The art of forgetting.

They told me I would start noticing again.


Slowly but surely, the colors would fade from the image of him in my mind and return to the world around me, each hue fading from his cheeks and eyes and his favorite maroon shirt. And one day, I’d wake up and the colors would be all around me again–the blues of his faded jeans returned to the sky, the brown of his eyes reappearing in the trees and dirt.


Some days it’s his handwriting or his smile, crystal clear in my mind. Other days it slips from my memory to be replaced by his hands, strong and steady, the gentle squeeze of his around mine.


Some days my heart aches with the missing of it, not wanting any touch but his. And the trouble is, the only cure for wanting what you no longer have is to have it again.


But that is not an option this time.

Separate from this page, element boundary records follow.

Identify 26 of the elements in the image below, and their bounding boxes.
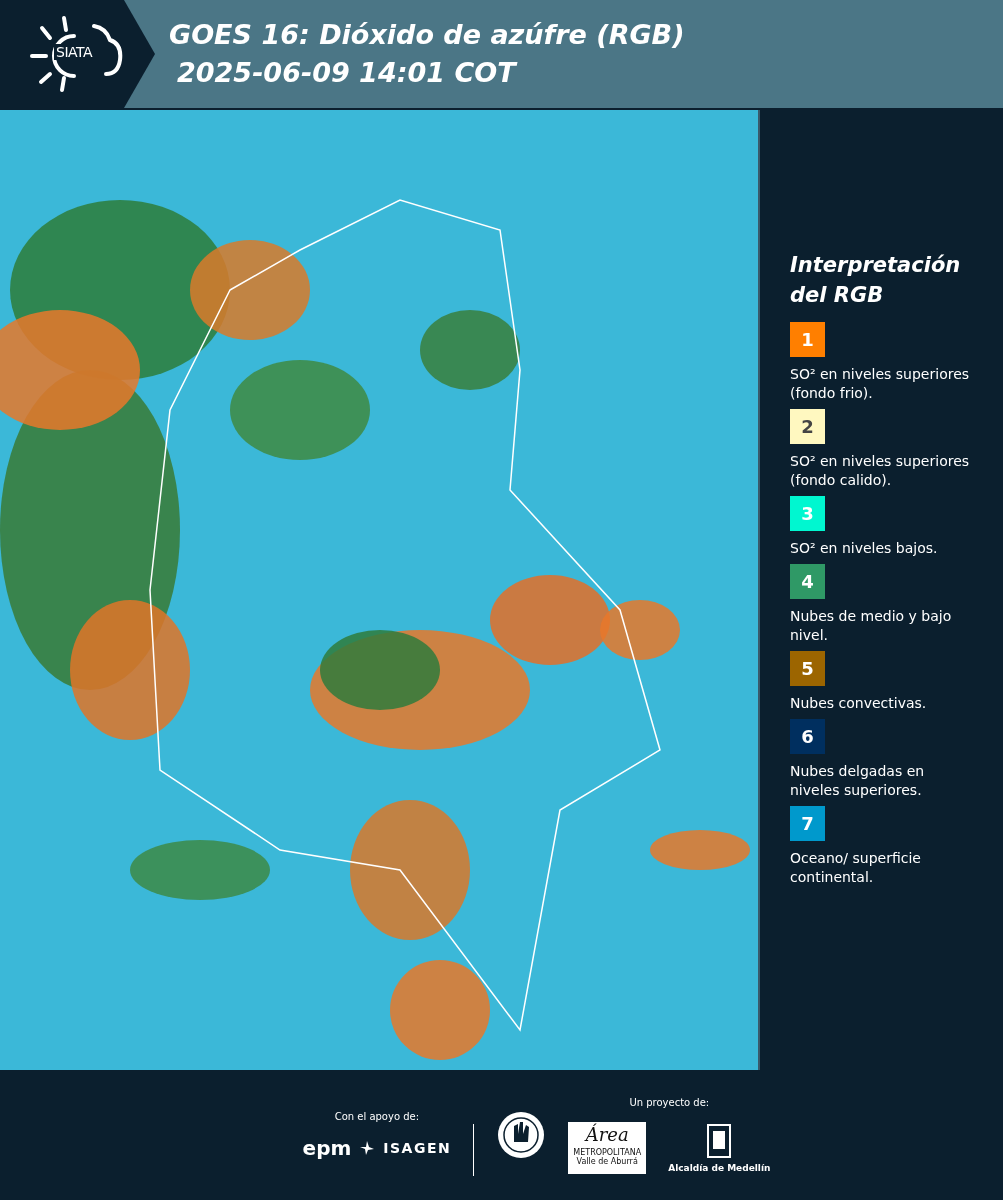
legend-swatch: 1 [790,322,825,357]
epm-logo: epm [302,1135,352,1160]
header-title: GOES 16: Dióxido de azúfre (RGB) [169,18,685,52]
legend-text: Oceano/ superficie continental. [790,849,922,887]
legend-text: Nubes de medio y bajo nivel. [790,607,953,645]
legend-text: SO² en niveles superiores (fondo calido). [790,452,970,490]
isagen-logo: ISAGEN [383,1139,452,1156]
seal-emblem-icon [496,1110,547,1160]
area-metropolitana-logo: Área METROPOLITANA Valle de Aburrá [568,1121,647,1174]
project-label: Un proyecto de: [629,1096,710,1108]
legend-swatch: 2 [790,409,825,444]
legend-swatch: 7 [790,806,825,841]
coat-of-arms-icon [706,1122,733,1159]
legend-swatch: 6 [790,719,825,754]
alcaldia-logo-text: Alcaldía de Medellín [668,1162,771,1173]
legend-text: SO² en niveles bajos. [790,539,939,558]
support-label: Con el apoyo de: [334,1110,420,1122]
legend-swatch: 3 [790,496,825,531]
legend-title: Interpretación del RGB [790,252,962,309]
header-timestamp: 2025-06-09 14:01 COT [176,56,519,90]
legend-text: Nubes convectivas. [790,694,928,713]
logo-text: SIATA [54,44,95,60]
legend-text: Nubes delgadas en niveles superiores. [790,762,926,800]
legend-swatch: 5 [790,651,825,686]
legend-swatch: 4 [790,564,825,599]
legend-text: SO² en niveles superiores (fondo frio). [790,365,970,403]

So I press on.


Maybe someday, they said, patting me on the shoulder or squeezing my hand. It could still happen someday. And I desperately wanted to believe them. If they think so, it must be true, right?

But the more time that passes, the redder the bricks become as the colors fade from my memory. And maybe this healing, this forgetting, is an art all its own. Maybe it is a good practice, to learn how to heal. It is a good thing to lose the little details about him, a good thing to pack my bags and say goodbye to my dream. And maybe the fact that my skin is forgetting the feeling of his touch isn’t betrayal, but a part of me knowing that I must be kind to my heart. A part of me knows that I can’t leave it on the street corner. I can fight the forgetting as much as I want, but the only person I’m hurting is me.


And whether I like it or not, I will still forget.


So I open my eyes and look out the window, watching the gray sky fill with the softest and most hopeful of blues.